Put safety first this season by paying attention to the road—and your suitability for driving on it.
There’s nothing like the holiday season to create the perfect storm of harried planning and jolly drinking. But both ends of the spectrum often equal the same thing: distracted and/or impaired driving. Here are some rules of the road for safe, sensible motoring.
Distracted driving is driving while participating in another activity—any other activity—that takes your attention off the road. It causes an average of 40 crashes a day in Colorado.
Colorado has no restrictions on talking on a cellphone while driving unless the driver is under 18 years old, in which case cellphone use is prohibited, even with a wireless or hands-free device. However, it’s illegal for all Colorado drivers to text and drive, though law enforcement can only cite drivers if they’re driving in a “careless or imprudent” manner. A texting ticket will cost you $300 and four points on your license (or $1,000, plus 10 days to one year in jail if there is bodily injury or death involved).
Both iPhone and Android users can find built-in phone features that will block notifications, texts and calls while you are driving. They turn themselves on when they sense the car is in motion, then turn off again when you’re in park. Look for the Do Not Disturb While Driving feature on your cellphone.
If you prefer a standalone app, the Colorado Department of Transportation’s website (www.CDOT.gov) recommends AT&T DriveMode, Life Saver, True Motion Family, SafeRide, and Driving Detective.
Driving Under the Influence
All 50 states set the blood alcohol concentration (BAC) legal limit at .08 percent (.04 percent for commercial drivers).
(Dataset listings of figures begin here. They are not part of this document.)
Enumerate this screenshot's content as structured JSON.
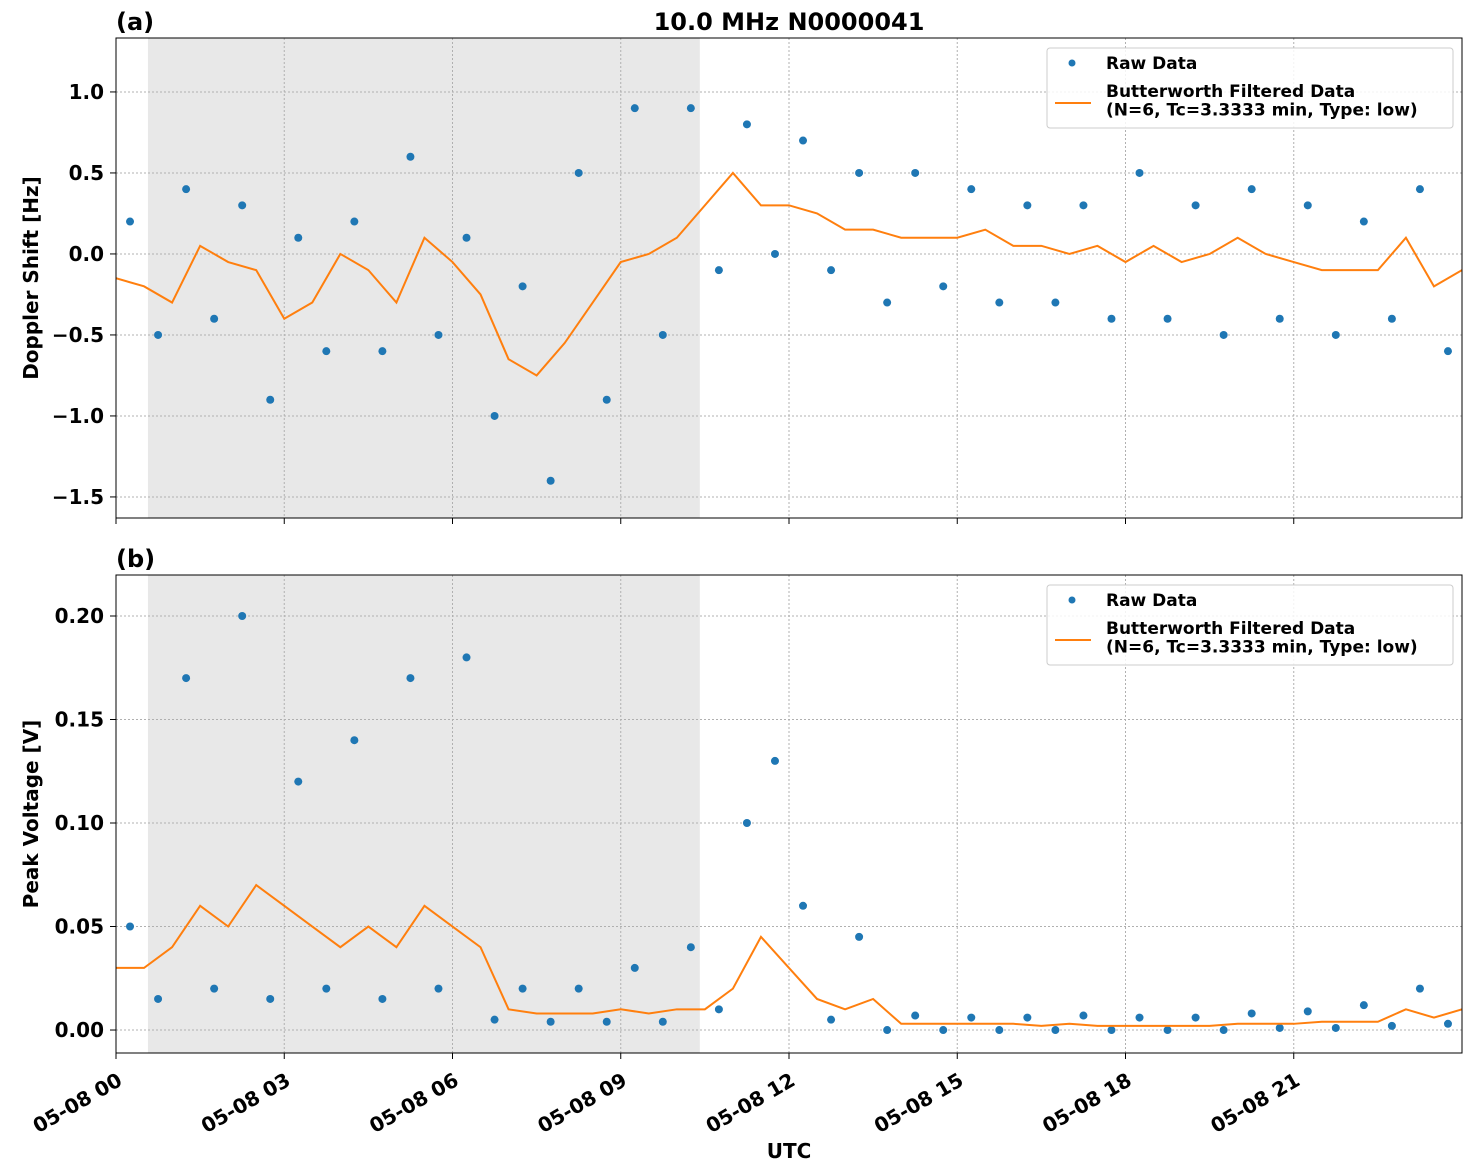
{
  "chart_data": [
    {
      "type": "scatter",
      "panel_label": "(a)",
      "title": "10.0 MHz N0000041",
      "ylabel": "Doppler Shift [Hz]",
      "xlim": [
        0,
        24
      ],
      "ylim": [
        -1.63,
        1.333
      ],
      "xticks": [
        0,
        3,
        6,
        9,
        12,
        15,
        18,
        21
      ],
      "yticks": [
        {
          "value": -1.5,
          "label": "−1.5"
        },
        {
          "value": -1.0,
          "label": "−1.0"
        },
        {
          "value": -0.5,
          "label": "−0.5"
        },
        {
          "value": 0.0,
          "label": "0.0"
        },
        {
          "value": 0.5,
          "label": "0.5"
        },
        {
          "value": 1.0,
          "label": "1.0"
        }
      ],
      "grid": true,
      "legend": "upper right",
      "shade_xlim": [
        0.57,
        10.41
      ],
      "series": [
        {
          "name": "Raw Data",
          "type": "scatter",
          "color": "#1f77b4",
          "x": [
            0.25,
            0.75,
            1.25,
            1.75,
            2.25,
            2.75,
            3.25,
            3.75,
            4.25,
            4.75,
            5.25,
            5.75,
            6.25,
            6.75,
            7.25,
            7.75,
            8.25,
            8.75,
            9.25,
            9.75,
            10.25,
            10.75,
            11.25,
            11.75,
            12.25,
            12.75,
            13.25,
            13.75,
            14.25,
            14.75,
            15.25,
            15.75,
            16.25,
            16.75,
            17.25,
            17.75,
            18.25,
            18.75,
            19.25,
            19.75,
            20.25,
            20.75,
            21.25,
            21.75,
            22.25,
            22.75,
            23.25,
            23.75
          ],
          "values": [
            0.2,
            -0.5,
            0.4,
            -0.4,
            0.3,
            -0.9,
            0.1,
            -0.6,
            0.2,
            -0.6,
            0.6,
            -0.5,
            0.1,
            -1.0,
            -0.2,
            -1.4,
            0.5,
            -0.9,
            0.9,
            -0.5,
            0.9,
            -0.1,
            0.8,
            0.0,
            0.7,
            -0.1,
            0.5,
            -0.3,
            0.5,
            -0.2,
            0.4,
            -0.3,
            0.3,
            -0.3,
            0.3,
            -0.4,
            0.5,
            -0.4,
            0.3,
            -0.5,
            0.4,
            -0.4,
            0.3,
            -0.5,
            0.2,
            -0.4,
            0.4,
            -0.6
          ]
        },
        {
          "name": "Butterworth Filtered Data\n(N=6, Tc=3.3333 min, Type: low)",
          "type": "line",
          "color": "#ff7f0e",
          "x": [
            0,
            0.5,
            1,
            1.5,
            2,
            2.5,
            3,
            3.5,
            4,
            4.5,
            5,
            5.5,
            6,
            6.5,
            7,
            7.5,
            8,
            8.5,
            9,
            9.5,
            10,
            10.5,
            11,
            11.5,
            12,
            12.5,
            13,
            13.5,
            14,
            14.5,
            15,
            15.5,
            16,
            16.5,
            17,
            17.5,
            18,
            18.5,
            19,
            19.5,
            20,
            20.5,
            21,
            21.5,
            22,
            22.5,
            23,
            23.5,
            24
          ],
          "values": [
            -0.15,
            -0.2,
            -0.3,
            0.05,
            -0.05,
            -0.1,
            -0.4,
            -0.3,
            0.0,
            -0.1,
            -0.3,
            0.1,
            -0.05,
            -0.25,
            -0.65,
            -0.75,
            -0.55,
            -0.3,
            -0.05,
            0.0,
            0.1,
            0.3,
            0.5,
            0.3,
            0.3,
            0.25,
            0.15,
            0.15,
            0.1,
            0.1,
            0.1,
            0.15,
            0.05,
            0.05,
            0.0,
            0.05,
            -0.05,
            0.05,
            -0.05,
            0.0,
            0.1,
            0.0,
            -0.05,
            -0.1,
            -0.1,
            -0.1,
            0.1,
            -0.2,
            -0.1
          ]
        }
      ]
    },
    {
      "type": "scatter",
      "panel_label": "(b)",
      "ylabel": "Peak Voltage [V]",
      "xlabel": "UTC",
      "xlim": [
        0,
        24
      ],
      "ylim": [
        -0.0111,
        0.2198
      ],
      "xticks": [
        {
          "value": 0,
          "label": "05-08 00"
        },
        {
          "value": 3,
          "label": "05-08 03"
        },
        {
          "value": 6,
          "label": "05-08 06"
        },
        {
          "value": 9,
          "label": "05-08 09"
        },
        {
          "value": 12,
          "label": "05-08 12"
        },
        {
          "value": 15,
          "label": "05-08 15"
        },
        {
          "value": 18,
          "label": "05-08 18"
        },
        {
          "value": 21,
          "label": "05-08 21"
        }
      ],
      "yticks": [
        {
          "value": 0.0,
          "label": "0.00"
        },
        {
          "value": 0.05,
          "label": "0.05"
        },
        {
          "value": 0.1,
          "label": "0.10"
        },
        {
          "value": 0.15,
          "label": "0.15"
        },
        {
          "value": 0.2,
          "label": "0.20"
        }
      ],
      "grid": true,
      "legend": "upper right",
      "shade_xlim": [
        0.57,
        10.41
      ],
      "series": [
        {
          "name": "Raw Data",
          "type": "scatter",
          "color": "#1f77b4",
          "x": [
            0.25,
            0.75,
            1.25,
            1.75,
            2.25,
            2.75,
            3.25,
            3.75,
            4.25,
            4.75,
            5.25,
            5.75,
            6.25,
            6.75,
            7.25,
            7.75,
            8.25,
            8.75,
            9.25,
            9.75,
            10.25,
            10.75,
            11.25,
            11.75,
            12.25,
            12.75,
            13.25,
            13.75,
            14.25,
            14.75,
            15.25,
            15.75,
            16.25,
            16.75,
            17.25,
            17.75,
            18.25,
            18.75,
            19.25,
            19.75,
            20.25,
            20.75,
            21.25,
            21.75,
            22.25,
            22.75,
            23.25,
            23.75
          ],
          "values": [
            0.05,
            0.015,
            0.17,
            0.02,
            0.2,
            0.015,
            0.12,
            0.02,
            0.14,
            0.015,
            0.17,
            0.02,
            0.18,
            0.005,
            0.02,
            0.004,
            0.02,
            0.004,
            0.03,
            0.004,
            0.04,
            0.01,
            0.1,
            0.13,
            0.06,
            0.005,
            0.045,
            0.0,
            0.007,
            0.0,
            0.006,
            0.0,
            0.006,
            0.0,
            0.007,
            0.0,
            0.006,
            0.0,
            0.006,
            0.0,
            0.008,
            0.001,
            0.009,
            0.001,
            0.012,
            0.002,
            0.02,
            0.003
          ]
        },
        {
          "name": "Butterworth Filtered Data\n(N=6, Tc=3.3333 min, Type: low)",
          "type": "line",
          "color": "#ff7f0e",
          "x": [
            0,
            0.5,
            1,
            1.5,
            2,
            2.5,
            3,
            3.5,
            4,
            4.5,
            5,
            5.5,
            6,
            6.5,
            7,
            7.5,
            8,
            8.5,
            9,
            9.5,
            10,
            10.5,
            11,
            11.5,
            12,
            12.5,
            13,
            13.5,
            14,
            14.5,
            15,
            15.5,
            16,
            16.5,
            17,
            17.5,
            18,
            18.5,
            19,
            19.5,
            20,
            20.5,
            21,
            21.5,
            22,
            22.5,
            23,
            23.5,
            24
          ],
          "values": [
            0.03,
            0.03,
            0.04,
            0.06,
            0.05,
            0.07,
            0.06,
            0.05,
            0.04,
            0.05,
            0.04,
            0.06,
            0.05,
            0.04,
            0.01,
            0.008,
            0.008,
            0.008,
            0.01,
            0.008,
            0.01,
            0.01,
            0.02,
            0.045,
            0.03,
            0.015,
            0.01,
            0.015,
            0.003,
            0.003,
            0.003,
            0.003,
            0.003,
            0.002,
            0.003,
            0.002,
            0.002,
            0.002,
            0.002,
            0.002,
            0.003,
            0.003,
            0.003,
            0.004,
            0.004,
            0.004,
            0.01,
            0.006,
            0.01
          ]
        }
      ]
    }
  ]
}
Everyone metabolizes alcohol differently, so a 100-lb. female may be at the legal limit with one to two drinks, whereas a 240-lb. male may be able to stretch that to three to four drinks.
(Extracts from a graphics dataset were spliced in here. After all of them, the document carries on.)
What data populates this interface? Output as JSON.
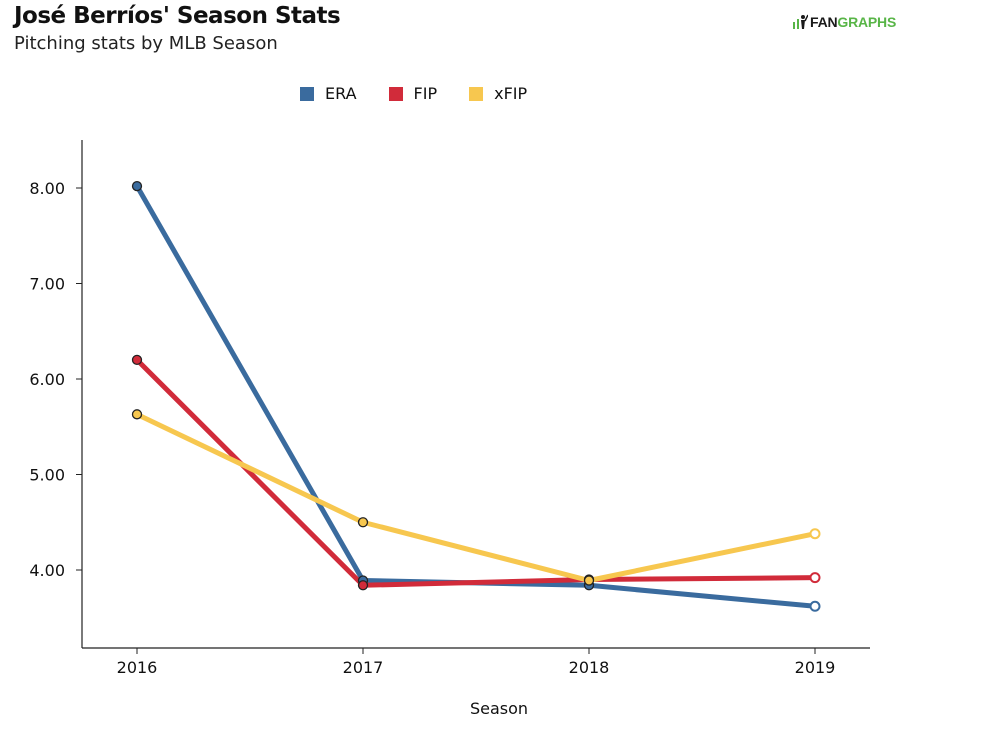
{
  "header": {
    "title": "José Berríos' Season Stats",
    "subtitle": "Pitching stats by MLB Season",
    "logo_fan": "FAN",
    "logo_graphs": "GRAPHS"
  },
  "colors": {
    "era": "#3a6b9e",
    "fip": "#d12b3a",
    "xfip": "#f7c74f",
    "axis": "#222222",
    "logo_green": "#58b547"
  },
  "chart_data": {
    "type": "line",
    "title": "José Berríos' Season Stats",
    "subtitle": "Pitching stats by MLB Season",
    "xlabel": "Season",
    "ylabel": "",
    "categories": [
      "2016",
      "2017",
      "2018",
      "2019"
    ],
    "ylim": [
      3.2,
      8.5
    ],
    "yticks": [
      4,
      5,
      6,
      7,
      8
    ],
    "ytick_labels": [
      "4.00",
      "5.00",
      "6.00",
      "7.00",
      "8.00"
    ],
    "grid": false,
    "legend_position": "top",
    "series": [
      {
        "name": "ERA",
        "values": [
          8.02,
          3.89,
          3.84,
          3.62
        ],
        "color": "#3a6b9e",
        "hollow_last": true
      },
      {
        "name": "FIP",
        "values": [
          6.2,
          3.84,
          3.9,
          3.92
        ],
        "color": "#d12b3a",
        "hollow_last": true
      },
      {
        "name": "xFIP",
        "values": [
          5.63,
          4.5,
          3.89,
          4.38
        ],
        "color": "#f7c74f",
        "hollow_last": true
      }
    ]
  }
}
While there are apps that help you evaluate whether you’ve had one too many, they may be of little use after consumption has begun. The most practical are those that help you track the number of drinks you’ve had over a period of time, taking into consideration your weight and sex. However, your best bet is to download the Lyft or Uber app and let someone else take driving out of your control.
One tool, the BACtrack Mobil Smartphone Breathalyzer, can help you determine if you’ve had too many to get behind the wheel. The device pairs with an app on your mobile phone and uses the same technology as hospitals and law enforcement to determine your BAC. It retails at about $99, which is considerably cheaper than a DUI.
If you’re a marijuana user (recreational or medicinal), 5 nanograms of delta-9 tetrahydrocannabinol (THC) per milliliter of blood can earn you a DUI. Since there is no current means for roadside testing, officers base arrests on observed impairment.